Ce premier article sur le syndrome de l’intestin irritable est là pour vous présenter les bases de ce trouble complexe au retentissement majeur et pourtant souvent banalisé.
Pour en savoir plus sur le lien syndrome de l’intestin irritable et dépression, nous vous conseillons de lire également : Maladie de civilisation : lien entre troubles anxiodépressifs et syndrome de l'intestin irritable
Introduction
Le syndrome de l’intestin irritable (SII), aussi appelé colopathie fonctionnelle, est une affection fréquente et souvent source de nomadisme médical. Le SII est un trouble bien connu de l’hépato-gastro-entérologue et le psychiatre n’arrive souvent qu’en dernier recours du fait du retentissement moral de cette pathologie.
Le syndrome de l'intestin irritable est une maladie biopsychosociale.
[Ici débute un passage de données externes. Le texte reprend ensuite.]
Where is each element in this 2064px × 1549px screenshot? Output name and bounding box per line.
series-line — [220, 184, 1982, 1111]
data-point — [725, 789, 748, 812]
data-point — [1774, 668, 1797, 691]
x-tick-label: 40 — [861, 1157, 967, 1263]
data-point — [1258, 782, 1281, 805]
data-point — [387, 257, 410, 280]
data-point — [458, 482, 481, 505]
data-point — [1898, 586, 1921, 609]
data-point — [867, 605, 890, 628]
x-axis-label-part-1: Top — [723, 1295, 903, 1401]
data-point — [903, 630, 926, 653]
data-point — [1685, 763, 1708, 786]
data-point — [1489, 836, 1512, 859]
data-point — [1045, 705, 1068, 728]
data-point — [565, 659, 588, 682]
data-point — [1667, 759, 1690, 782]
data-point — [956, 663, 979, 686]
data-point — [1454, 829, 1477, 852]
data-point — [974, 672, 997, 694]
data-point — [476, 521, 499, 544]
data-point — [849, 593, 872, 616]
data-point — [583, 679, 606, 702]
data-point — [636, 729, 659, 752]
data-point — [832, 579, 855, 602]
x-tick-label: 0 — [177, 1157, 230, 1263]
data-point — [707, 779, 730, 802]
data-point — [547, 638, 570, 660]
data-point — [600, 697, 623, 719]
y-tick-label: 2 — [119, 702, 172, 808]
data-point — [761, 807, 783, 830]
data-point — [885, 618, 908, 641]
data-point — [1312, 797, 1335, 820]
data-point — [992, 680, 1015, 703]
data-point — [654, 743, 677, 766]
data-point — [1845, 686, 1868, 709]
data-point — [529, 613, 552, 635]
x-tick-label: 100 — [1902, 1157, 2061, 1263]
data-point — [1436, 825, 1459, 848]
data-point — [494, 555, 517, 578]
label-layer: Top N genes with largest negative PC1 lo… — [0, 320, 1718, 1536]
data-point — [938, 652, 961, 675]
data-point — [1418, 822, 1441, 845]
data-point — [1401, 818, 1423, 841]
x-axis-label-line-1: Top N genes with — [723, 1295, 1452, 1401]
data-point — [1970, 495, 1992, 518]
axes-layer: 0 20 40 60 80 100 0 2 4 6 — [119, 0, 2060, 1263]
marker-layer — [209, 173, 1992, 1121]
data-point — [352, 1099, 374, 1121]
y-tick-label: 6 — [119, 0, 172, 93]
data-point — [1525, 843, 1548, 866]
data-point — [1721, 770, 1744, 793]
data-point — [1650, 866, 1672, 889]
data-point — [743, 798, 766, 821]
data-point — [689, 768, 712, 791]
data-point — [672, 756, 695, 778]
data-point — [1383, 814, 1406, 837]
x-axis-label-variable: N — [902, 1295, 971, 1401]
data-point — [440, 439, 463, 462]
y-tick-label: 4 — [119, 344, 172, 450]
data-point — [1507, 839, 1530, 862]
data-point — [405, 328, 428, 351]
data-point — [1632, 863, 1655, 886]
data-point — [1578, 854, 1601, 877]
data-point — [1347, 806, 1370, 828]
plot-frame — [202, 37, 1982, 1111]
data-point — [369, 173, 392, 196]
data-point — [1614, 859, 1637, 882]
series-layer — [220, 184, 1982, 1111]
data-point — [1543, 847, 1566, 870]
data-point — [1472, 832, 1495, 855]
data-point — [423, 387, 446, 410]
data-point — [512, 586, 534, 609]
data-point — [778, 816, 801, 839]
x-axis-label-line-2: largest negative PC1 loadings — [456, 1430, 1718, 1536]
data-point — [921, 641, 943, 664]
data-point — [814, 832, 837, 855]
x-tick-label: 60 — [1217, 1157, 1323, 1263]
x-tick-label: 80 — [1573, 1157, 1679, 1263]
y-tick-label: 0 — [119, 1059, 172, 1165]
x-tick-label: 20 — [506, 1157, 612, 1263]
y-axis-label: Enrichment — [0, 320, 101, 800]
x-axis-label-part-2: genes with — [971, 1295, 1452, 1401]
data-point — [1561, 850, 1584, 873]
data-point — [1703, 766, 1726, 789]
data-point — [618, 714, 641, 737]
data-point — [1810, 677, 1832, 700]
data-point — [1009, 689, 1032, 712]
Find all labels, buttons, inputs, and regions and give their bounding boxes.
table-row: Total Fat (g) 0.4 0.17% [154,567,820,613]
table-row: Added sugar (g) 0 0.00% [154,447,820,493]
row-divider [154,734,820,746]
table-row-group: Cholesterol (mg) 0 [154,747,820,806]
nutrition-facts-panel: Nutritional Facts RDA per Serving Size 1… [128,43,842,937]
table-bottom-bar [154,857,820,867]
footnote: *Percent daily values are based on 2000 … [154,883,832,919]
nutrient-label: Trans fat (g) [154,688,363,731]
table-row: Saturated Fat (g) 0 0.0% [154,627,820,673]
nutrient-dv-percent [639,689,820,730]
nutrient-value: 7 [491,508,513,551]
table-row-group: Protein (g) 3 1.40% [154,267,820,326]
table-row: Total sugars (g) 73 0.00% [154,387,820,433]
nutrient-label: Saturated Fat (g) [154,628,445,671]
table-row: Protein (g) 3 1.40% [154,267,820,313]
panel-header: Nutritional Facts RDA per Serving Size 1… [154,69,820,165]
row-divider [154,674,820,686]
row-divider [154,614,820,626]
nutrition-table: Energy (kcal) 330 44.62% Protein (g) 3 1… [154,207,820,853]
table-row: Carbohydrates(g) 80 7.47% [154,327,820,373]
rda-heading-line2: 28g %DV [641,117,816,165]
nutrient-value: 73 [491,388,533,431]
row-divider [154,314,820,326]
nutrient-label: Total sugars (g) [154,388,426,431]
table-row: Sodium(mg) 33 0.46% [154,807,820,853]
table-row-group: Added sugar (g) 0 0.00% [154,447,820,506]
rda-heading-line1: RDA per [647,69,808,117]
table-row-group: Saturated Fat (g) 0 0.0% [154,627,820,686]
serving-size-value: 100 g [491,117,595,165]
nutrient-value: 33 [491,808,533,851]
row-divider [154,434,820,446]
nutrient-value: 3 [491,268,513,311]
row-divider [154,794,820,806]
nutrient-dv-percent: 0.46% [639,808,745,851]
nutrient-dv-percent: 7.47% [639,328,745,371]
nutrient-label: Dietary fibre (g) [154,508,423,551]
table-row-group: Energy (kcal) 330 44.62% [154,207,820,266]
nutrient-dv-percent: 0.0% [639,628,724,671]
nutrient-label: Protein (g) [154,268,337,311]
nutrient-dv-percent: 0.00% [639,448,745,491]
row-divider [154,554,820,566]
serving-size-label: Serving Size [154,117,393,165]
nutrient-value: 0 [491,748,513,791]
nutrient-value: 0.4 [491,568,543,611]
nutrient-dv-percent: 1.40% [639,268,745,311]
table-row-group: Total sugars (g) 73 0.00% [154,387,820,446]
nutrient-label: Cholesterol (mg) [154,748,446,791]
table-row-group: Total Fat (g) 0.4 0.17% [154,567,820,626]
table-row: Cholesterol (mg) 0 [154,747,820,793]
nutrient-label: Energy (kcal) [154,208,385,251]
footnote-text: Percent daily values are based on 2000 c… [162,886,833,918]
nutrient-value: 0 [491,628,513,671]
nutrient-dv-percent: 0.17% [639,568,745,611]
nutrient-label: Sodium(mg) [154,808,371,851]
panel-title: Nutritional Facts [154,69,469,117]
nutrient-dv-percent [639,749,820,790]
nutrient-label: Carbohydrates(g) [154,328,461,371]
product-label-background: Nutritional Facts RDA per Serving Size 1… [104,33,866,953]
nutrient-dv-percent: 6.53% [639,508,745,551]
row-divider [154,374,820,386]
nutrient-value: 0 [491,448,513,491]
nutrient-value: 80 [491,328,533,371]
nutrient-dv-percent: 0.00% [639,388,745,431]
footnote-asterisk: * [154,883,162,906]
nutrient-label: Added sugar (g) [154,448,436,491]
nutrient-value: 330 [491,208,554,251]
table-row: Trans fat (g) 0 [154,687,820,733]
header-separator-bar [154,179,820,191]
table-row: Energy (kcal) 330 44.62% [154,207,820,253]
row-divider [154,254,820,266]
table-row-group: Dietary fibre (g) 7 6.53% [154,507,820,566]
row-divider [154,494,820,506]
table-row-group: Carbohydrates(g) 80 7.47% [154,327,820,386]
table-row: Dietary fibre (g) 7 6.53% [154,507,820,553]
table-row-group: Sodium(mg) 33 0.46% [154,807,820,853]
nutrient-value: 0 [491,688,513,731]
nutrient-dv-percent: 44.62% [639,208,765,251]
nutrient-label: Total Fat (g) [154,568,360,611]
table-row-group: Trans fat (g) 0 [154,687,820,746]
Il associe la coexistence de douleurs abdominales chroniques, de ballonnements et des troubles du transit (constipation, diarrhée, ou alternance des deux). S’il n’engage pas le pronostic vital, son impact sur la santé publique est important par l’altération de la qualité de vie des malades touchés ainsi que le coût économique de sa prise en charge.
Le syndrome de l’intestin irritable est un diagnostic clinique
En effet, l’ensemble des examens paracliniques d’explorations ne retrouve fréquemment aucun substrat macroscopique et sert principalement à exclure des diagnostics différentiels de type maladie cœliaque, recto-colique hémorragique, diverticulose voire cancer.
Dans ce contexte, il a été établi les critères diagnostiques de Rome, dont la version IV date de 2016.
Critères de Rome IV
Douleur abdominale récurrente survenant en moyenne au moins 1 fois par semaine dans les 3 derniers mois et évoluant depuis au moins 6 mois.
Associé avec au moins 2 des critères suivants :
Douleur associée à la défécation
Douleur associée à une modification de la fréquence des selles
Douleur associée à une modification de la consistance (aspect) des selles
Le syndrome de l’intestin irritable est un trouble fréquent, présent chez 20% de la population générale française. Mais cette prévalence pourrait être sous-évaluée du fait de la diversité de ce trouble et de son origine encore mal connue.
La prépondérance de l’affection est féminine avec un sexe-ratio de 2/1 à 3/1.
Si le diagnostic est souvent posé entre 30 et 40 ans, l’interrogatoire rétrospectif montre l’apparition de prodromes de façon plus précoce et s’aggravant avec le temps, faisant suspecter un effet d’accumulation.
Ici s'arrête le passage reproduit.